Víctor Bascuñán

Personal information
- Full name: Víctor Eduardo Bascuñán Catrileo
- Date of birth: 16 June 1973 (age 52)
- Place of birth: Santiago, Chile
- Position: Defender

Youth career
- Universidad de Chile

Senior career*
- Years: Team / Apps / (Gls)
- 1991–1995: Universidad de Chile / 8 / (0)
- 1993: → Cerro Corá (loan)
- 1994: → Santiago Wanderers (loan)
- 1996: Unión Española / 7 / (0)
- 1997: Santiago Morning / 20 / (0)

International career
- 1990: Chile U17
- 1994: Chile U23 B

= Víctor Bascuñán =

Chilean footballer

Víctor Eduardo Bascuñán Catrileo (born 16 June 1973) is a Chilean former professional footballer who played as a defender for clubs in Chile and Paraguay.

==Career==
A product of Universidad de Chile, Bascuñán made his debut in 1991 and was a member of the two-champion squad of the Chilean Primera División in 1994 and 1995, taking part in the 1995 Copa Libertadores in the 3–2 win against the Colombian club Millonarios. A member of them until 1995, he also had stints loaned out to Cerro Corá in the Paraguayan top division and Santiago Wanderers in the Chilean Segunda División.

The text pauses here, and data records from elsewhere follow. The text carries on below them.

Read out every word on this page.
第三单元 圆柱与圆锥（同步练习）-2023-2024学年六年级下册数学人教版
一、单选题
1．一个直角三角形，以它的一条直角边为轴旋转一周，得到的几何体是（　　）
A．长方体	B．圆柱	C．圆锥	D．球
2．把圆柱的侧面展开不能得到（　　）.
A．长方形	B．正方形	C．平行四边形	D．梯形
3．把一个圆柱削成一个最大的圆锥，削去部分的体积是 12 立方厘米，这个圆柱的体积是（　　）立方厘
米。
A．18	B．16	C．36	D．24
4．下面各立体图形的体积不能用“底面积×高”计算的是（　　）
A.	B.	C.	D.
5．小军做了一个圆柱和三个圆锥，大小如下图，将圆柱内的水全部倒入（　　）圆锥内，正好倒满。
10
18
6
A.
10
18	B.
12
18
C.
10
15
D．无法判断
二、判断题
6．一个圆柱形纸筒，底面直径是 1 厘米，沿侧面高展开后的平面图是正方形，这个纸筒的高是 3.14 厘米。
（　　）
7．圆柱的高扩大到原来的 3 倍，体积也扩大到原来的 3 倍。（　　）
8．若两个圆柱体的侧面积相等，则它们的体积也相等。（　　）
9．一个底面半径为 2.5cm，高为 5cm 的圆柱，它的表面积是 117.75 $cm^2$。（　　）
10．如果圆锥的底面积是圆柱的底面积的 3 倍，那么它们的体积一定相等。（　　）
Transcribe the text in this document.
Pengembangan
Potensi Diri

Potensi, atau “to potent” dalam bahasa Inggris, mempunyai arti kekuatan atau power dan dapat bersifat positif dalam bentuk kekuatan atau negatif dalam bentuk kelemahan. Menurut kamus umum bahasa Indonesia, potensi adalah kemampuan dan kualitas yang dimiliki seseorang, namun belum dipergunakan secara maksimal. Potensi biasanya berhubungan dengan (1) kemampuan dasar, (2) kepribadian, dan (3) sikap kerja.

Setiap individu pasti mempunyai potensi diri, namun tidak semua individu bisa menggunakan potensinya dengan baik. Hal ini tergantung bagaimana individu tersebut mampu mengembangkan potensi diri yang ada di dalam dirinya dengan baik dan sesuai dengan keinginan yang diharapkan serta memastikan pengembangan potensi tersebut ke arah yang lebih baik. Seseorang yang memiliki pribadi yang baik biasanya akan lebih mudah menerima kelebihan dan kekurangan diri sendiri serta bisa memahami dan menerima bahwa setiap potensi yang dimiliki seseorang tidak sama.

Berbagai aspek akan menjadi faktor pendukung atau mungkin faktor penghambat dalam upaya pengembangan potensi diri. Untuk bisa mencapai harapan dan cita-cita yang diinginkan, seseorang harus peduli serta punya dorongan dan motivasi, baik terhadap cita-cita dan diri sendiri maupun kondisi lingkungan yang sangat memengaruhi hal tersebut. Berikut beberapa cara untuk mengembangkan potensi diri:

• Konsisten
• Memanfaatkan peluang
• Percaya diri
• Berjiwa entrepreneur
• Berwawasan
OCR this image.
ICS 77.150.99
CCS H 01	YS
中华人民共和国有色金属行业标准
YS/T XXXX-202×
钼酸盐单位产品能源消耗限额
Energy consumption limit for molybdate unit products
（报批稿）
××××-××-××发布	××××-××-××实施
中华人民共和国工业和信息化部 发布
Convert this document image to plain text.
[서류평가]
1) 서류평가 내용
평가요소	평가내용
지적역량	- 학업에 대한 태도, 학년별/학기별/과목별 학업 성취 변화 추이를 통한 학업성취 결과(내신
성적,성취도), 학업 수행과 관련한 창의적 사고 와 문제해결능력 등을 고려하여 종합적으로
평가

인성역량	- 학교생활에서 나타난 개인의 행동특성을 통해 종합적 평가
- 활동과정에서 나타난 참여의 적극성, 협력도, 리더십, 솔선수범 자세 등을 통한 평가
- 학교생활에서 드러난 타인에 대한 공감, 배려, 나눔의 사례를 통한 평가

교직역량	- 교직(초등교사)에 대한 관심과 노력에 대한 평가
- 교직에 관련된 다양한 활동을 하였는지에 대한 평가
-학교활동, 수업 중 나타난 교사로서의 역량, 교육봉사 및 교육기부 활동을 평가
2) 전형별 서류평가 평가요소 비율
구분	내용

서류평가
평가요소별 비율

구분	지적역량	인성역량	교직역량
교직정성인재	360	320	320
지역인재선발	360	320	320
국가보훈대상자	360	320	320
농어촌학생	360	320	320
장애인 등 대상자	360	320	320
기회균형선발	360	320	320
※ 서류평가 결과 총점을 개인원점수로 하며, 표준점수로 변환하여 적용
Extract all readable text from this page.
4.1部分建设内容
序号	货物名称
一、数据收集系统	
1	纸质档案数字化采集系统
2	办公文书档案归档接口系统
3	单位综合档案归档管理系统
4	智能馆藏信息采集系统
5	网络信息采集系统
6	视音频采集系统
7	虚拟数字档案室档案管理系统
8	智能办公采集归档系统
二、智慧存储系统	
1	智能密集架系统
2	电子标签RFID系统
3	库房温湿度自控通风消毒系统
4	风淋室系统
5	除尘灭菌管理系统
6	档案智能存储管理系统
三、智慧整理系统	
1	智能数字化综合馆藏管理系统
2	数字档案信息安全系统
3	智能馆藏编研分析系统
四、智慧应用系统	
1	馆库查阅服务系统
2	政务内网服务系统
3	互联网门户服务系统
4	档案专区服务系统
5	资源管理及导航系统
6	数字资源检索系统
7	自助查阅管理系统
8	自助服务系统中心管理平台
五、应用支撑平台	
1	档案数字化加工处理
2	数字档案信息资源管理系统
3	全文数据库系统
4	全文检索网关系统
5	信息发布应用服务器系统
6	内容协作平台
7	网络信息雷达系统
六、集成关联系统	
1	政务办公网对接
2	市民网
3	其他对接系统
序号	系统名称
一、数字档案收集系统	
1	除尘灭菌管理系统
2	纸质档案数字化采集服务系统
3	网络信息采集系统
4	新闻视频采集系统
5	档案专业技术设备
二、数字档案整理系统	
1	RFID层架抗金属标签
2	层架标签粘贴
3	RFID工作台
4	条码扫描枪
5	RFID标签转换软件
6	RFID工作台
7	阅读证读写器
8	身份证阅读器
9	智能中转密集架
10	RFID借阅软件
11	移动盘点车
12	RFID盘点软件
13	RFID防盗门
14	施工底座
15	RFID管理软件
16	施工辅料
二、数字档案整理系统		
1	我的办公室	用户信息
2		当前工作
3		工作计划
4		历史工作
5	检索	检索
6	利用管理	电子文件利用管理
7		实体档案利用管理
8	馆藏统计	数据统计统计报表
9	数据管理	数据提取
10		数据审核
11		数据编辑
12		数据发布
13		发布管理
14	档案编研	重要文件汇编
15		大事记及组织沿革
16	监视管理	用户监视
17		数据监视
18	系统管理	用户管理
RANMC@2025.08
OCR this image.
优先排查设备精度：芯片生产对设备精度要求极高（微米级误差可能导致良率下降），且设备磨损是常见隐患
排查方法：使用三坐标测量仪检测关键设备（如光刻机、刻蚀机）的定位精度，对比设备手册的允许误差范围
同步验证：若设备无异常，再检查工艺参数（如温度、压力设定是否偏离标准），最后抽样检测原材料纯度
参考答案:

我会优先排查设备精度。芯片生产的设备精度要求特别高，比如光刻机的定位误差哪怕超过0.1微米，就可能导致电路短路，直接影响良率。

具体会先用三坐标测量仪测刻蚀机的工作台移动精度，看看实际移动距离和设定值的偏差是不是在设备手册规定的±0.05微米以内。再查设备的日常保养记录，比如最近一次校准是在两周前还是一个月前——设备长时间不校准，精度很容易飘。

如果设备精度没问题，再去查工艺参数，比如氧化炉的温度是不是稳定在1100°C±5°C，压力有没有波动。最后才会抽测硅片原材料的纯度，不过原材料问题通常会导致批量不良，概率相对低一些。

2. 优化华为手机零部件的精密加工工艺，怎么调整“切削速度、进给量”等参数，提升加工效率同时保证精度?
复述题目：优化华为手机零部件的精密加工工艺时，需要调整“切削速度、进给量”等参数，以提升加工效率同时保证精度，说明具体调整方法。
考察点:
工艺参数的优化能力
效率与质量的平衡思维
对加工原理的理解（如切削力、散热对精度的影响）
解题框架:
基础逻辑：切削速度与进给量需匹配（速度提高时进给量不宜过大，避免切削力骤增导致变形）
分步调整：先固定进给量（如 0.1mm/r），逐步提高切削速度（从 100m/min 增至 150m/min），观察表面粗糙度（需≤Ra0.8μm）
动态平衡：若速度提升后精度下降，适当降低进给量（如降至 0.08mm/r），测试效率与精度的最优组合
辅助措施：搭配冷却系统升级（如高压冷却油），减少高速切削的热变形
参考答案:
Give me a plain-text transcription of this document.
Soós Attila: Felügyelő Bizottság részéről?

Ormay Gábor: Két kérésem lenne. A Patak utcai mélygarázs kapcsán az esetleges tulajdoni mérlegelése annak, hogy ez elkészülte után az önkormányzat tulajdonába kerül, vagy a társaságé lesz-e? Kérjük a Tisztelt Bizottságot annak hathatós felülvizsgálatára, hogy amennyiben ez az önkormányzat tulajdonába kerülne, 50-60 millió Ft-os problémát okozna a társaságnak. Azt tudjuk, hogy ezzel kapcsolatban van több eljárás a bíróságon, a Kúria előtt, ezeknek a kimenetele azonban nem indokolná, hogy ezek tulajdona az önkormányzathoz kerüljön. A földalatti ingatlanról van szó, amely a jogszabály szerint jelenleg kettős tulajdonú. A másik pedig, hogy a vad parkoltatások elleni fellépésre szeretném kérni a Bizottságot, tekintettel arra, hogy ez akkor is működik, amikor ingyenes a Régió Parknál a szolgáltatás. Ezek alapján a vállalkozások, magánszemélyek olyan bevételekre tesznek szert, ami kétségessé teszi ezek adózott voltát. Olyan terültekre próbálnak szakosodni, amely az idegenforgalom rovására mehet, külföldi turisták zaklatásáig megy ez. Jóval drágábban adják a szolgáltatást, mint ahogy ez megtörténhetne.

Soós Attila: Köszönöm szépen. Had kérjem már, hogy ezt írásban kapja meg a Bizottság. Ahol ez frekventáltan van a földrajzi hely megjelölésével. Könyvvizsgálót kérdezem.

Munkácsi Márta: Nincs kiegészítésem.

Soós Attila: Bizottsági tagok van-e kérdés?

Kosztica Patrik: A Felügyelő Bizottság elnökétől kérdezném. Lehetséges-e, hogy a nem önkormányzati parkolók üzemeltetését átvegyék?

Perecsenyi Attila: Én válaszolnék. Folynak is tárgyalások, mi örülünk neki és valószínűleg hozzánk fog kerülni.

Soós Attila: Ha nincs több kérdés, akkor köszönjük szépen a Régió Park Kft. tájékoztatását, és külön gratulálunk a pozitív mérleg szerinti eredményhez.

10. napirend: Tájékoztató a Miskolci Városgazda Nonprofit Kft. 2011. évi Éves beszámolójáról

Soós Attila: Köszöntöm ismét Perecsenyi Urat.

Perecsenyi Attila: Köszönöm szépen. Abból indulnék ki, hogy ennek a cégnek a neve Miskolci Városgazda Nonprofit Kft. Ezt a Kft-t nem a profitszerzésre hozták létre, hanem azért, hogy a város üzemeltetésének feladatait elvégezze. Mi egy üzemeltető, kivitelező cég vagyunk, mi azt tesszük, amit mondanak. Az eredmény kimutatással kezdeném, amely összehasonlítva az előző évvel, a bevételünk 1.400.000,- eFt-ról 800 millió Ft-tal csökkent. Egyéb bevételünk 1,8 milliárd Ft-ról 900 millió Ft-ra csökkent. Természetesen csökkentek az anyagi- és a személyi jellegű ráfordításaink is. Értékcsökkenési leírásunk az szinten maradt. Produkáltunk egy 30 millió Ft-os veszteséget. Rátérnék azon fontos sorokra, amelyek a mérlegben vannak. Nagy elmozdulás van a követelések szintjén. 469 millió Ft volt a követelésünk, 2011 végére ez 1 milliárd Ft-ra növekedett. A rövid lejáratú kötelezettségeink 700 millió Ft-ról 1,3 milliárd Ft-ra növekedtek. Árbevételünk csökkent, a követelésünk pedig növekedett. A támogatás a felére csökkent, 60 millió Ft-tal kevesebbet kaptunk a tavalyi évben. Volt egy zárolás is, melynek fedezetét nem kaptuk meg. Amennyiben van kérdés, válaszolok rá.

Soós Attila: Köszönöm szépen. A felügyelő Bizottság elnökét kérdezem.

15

After Universidad de Chile, he played for Unión Española in the top division and Santiago Morning in the Primera B, his last club.

At international level, he was a member of both Chile U17 in 1990 and an under-23 squad made up by players from the Segunda División.

==Post-retirement==
Bascuñán graduated as a lawyer at Universidad SEK.

Strongly bound to Club Universidad de Chile, he has been a member of both Consejo Azul (Blue Council), an entity made up by people bound to the club from different spheres, and Más Allá del Horizonte (Beyond The Horizon), the association of former players.

He has also taken part in friendly matches of historical players of Universidad de Chile alongside former players such as Sergio Vargas, Cristián Castañeda, Mauricio Aros, Mariano Puyol, among others.